Pyr1-apelin-13对大鼠心肌成纤维细胞AMPK/mTOR自噬信号和氧化应激损伤的影响

目的探讨Pyr¹-apelin-13对于大鼠心肌成纤维细胞自噬和氧化应激的影响及其作用机制。方法提取新生大鼠心肌成纤维细胞(CFs),给与血管紧张素Ⅱ(AngⅡ),Pyr¹-apelin-13,雷帕霉素干预,使用Western blot法和免疫荧光技术检测自噬信号分子,使用DHE法检测氧自由基生成,观察Pyr¹-apelin-13在AMPK/mTOR通路中的作用。结果在体外培养的CFs细胞中,AngⅡ刺激通过上调P62和磷酸化mTOR抑制自噬水平,伴有LC3II、Beclin-1和磷酸化AMPK降低及氧化应激水平增高;而Pyr¹-apelin-13或雷帕霉素干预后逆转AngⅡ介导的自噬下调,表现为LC3II/I、Beclin-1和磷酸化AMPK水平上升,P62表达和磷酸化mTOR下降,细胞氧化应激损伤减轻。结论Pyr¹-apelin-13可通过调控大鼠心肌成纤维细胞AMPK/mTOR自噬信号发挥其抗氧化和促自噬的细胞保护功效。
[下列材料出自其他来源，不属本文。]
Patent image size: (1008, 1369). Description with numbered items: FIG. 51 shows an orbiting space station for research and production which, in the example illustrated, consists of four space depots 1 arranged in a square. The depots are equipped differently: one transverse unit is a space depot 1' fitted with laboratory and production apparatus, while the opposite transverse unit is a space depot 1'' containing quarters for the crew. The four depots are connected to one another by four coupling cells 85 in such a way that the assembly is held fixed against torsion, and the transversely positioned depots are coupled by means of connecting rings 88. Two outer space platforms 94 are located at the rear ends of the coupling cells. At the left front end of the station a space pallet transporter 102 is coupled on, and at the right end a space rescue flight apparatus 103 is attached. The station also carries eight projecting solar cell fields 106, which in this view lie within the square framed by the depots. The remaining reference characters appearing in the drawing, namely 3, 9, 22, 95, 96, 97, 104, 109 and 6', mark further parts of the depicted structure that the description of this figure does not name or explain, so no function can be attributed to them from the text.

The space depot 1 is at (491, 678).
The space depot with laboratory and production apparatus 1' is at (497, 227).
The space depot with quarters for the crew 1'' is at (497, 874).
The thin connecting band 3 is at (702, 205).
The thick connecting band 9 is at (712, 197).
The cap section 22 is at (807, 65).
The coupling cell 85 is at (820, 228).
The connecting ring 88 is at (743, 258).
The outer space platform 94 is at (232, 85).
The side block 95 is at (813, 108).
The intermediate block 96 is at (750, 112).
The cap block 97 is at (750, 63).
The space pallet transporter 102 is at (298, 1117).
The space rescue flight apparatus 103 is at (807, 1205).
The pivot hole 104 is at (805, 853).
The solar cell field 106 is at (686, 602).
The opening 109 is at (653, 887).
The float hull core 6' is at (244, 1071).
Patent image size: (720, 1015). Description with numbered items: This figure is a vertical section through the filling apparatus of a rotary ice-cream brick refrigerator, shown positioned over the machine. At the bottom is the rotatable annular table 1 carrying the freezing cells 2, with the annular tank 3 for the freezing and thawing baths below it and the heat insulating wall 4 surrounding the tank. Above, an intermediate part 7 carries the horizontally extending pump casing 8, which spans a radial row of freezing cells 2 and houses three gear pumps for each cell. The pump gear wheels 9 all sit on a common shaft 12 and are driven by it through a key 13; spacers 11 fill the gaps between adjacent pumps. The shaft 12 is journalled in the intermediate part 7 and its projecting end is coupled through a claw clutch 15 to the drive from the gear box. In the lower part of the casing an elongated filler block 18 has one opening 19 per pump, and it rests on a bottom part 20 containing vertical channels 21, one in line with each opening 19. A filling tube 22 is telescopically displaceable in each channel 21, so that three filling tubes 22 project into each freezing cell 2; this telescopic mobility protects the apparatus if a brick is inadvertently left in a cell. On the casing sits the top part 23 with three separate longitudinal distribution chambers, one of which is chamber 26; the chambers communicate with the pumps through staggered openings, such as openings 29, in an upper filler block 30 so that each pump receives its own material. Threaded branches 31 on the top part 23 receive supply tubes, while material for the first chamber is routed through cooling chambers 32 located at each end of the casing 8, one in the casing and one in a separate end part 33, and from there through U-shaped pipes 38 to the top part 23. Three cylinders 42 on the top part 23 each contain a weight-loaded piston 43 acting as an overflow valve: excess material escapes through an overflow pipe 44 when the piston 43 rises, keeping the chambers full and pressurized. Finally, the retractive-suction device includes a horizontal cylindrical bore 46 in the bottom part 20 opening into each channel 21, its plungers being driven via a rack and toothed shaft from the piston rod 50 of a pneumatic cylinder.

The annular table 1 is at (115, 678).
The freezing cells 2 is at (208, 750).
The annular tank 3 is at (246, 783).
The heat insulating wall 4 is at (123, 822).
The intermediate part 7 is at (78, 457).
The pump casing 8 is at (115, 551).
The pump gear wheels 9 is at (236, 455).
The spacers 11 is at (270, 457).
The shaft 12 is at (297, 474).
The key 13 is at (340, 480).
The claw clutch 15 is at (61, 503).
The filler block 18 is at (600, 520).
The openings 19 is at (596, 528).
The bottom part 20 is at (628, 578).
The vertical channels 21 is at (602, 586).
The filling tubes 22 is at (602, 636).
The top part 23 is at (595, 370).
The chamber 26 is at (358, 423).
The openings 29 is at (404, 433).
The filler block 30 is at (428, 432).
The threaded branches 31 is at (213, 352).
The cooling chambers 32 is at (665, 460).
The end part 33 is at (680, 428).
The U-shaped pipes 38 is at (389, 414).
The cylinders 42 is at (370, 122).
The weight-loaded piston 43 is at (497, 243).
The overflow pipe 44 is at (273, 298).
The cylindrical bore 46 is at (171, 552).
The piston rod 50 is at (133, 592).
Effects of Pyr1-apelin-13 on the AMPK-mTOR Autophagy Signaling and Oxidative Stress in Rat Cardiofibroblasts

Objective To investigate the impacts and underlying mechanisms of Pyr¹-apelin-13 on autophagy and oxidative stress in rat cardiofibroblasts(CFs).Methods Neonatal rat CFs were isolated and cultured from hearts from 1-or 3-day-old Sprague-Dawley rats.The role of the AMPK/mTOR pathway in the regulation of CFs by Pyr¹-apelin-13 was observed by the means of applying AngⅡ,Pyr¹-apelin-13 and rapamycin.Autophagy related protein expression was studied by Western blot and immunofluorescence,respectively.Dihydroethidium(DHE)staining was used to detect oxidative stress levels of rat CFs.Results Compared with control group,angiotensin(Ang)Ⅱprevented autophagy levels in rat CFs by promoting expression of P62 and phosphorylated level of mTOR.These were associated with increased level of oxidative stress and decreased levels of LC3-Ⅱand phosphorylated levels of AMPK.Administration of Pyr¹-apelin-13 or rapamycin reduced the oxidative stress and reversed AngⅡ-mediated loss of autophagy in rat CFs with increased levels of LC3-Ⅱand p-AMPK and downregulated levels of P62 protein and p-mTOR.Conclusion Pyr¹-apelin-13 exerts cellular protective effects with anti-oxidant and pro-autophagic actions in rat CFs by regulating the AMPK/mTOR signaling pathway.